A garagem do passado

Contos & crônicas
"A garagem do passado"

Um casal de idosos, um cão, os pombos, as calçadas a caminho do "Terra Nova", os encadernados…

Quando vim morar na Liberdade, no centro de São Paulo, o bairro mais oriental do país, em 1990, aquele casal de idosos, residente num sobrado da Rua Ten. Otávio Gomes, ainda era razoavelmente viçoso. A consorte, uma vez por semana, a despeito do seu pequeno porte e do corpo visivelmente encurvado pelo "bico-de-papagaio", e fragilizado pelo peso dos anos, abria a "pesada" porta da garagem para lavá-la. Como o escoamento era feito para a calçada, é óbvio, acabava esguichando água com a mangueira até onde pudesse alcançar a pressão dos seus dedos.
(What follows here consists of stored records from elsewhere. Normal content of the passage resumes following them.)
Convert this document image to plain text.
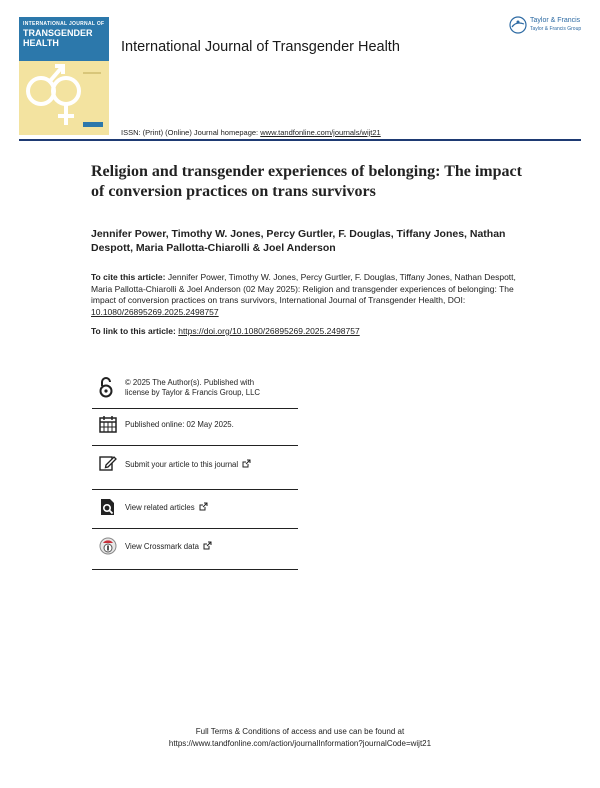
INTERNATIONAL JOURNAL OF
TRANSGENDER HEALTH	International Journal of Transgender Health
Taylor & Francis
Taylor & Francis Group
ISSN: (Print) (Online) Journal homepage: www.tandfonline.com/journals/wijt21
Religion and transgender experiences of belonging: The impact of conversion practices on trans survivors
Jennifer Power, Timothy W. Jones, Percy Gurtler, F. Douglas, Tiffany Jones, Nathan Despott, Maria Pallotta-Chiarolli & Joel Anderson
To cite this article: Jennifer Power, Timothy W. Jones, Percy Gurtler, F. Douglas, Tiffany Jones, Nathan Despott, Maria Pallotta-Chiarolli & Joel Anderson (02 May 2025): Religion and transgender experiences of belonging: The impact of conversion practices on trans survivors, International Journal of Transgender Health, DOI: 10.1080/26895269.2025.2498757
To link to this article: https://doi.org/10.1080/26895269.2025.2498757
© 2025 The Author(s). Published with
license by Taylor & Francis Group, LLC
Published online: 02 May 2025.
Submit your article to this journal
View related articles
View Crossmark data
Full Terms & Conditions of access and use can be found at
https://www.tandfonline.com/action/journalInformation?journalCode=wijt21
Depois de secar a garagem – que já não guardava nenhum carro, a não ser quando recebia visitas -, molhava pães "adormecidos" e colocava a massa esbranquiçada na calçada, para os pombos, que, já sabiam a hora do banquete. (Havia quem torcesse o nariz para aquele "mela-mela", a ponto de, uma vez, quando por lá passava, ao ver uma porção generosa de amendoins sendo devorada, pensar: "Devem lhe ter passado um pito…)

A garagem, ao ser escancarada, deixava à mostra uma grande estante, de parede a parede, repleta de grossas encadernações de livros, a maioria na cor vermelho-carmim. E eu, vislumbrando-as, invejoso, sem poder lhes ver os títulos, me indagava: "Quais serão seus autores…?

Serão de direito, artes…? Haveria muita coisa rara, como "A Divina Comédia", de Dante Alighieri, ilustrado por Gustave Doré, que adquiri de um amigo que ‘gosta de mexer com tranqueiras´, como dizia sua mulher?" Minhas perguntas jamais foram respondidas.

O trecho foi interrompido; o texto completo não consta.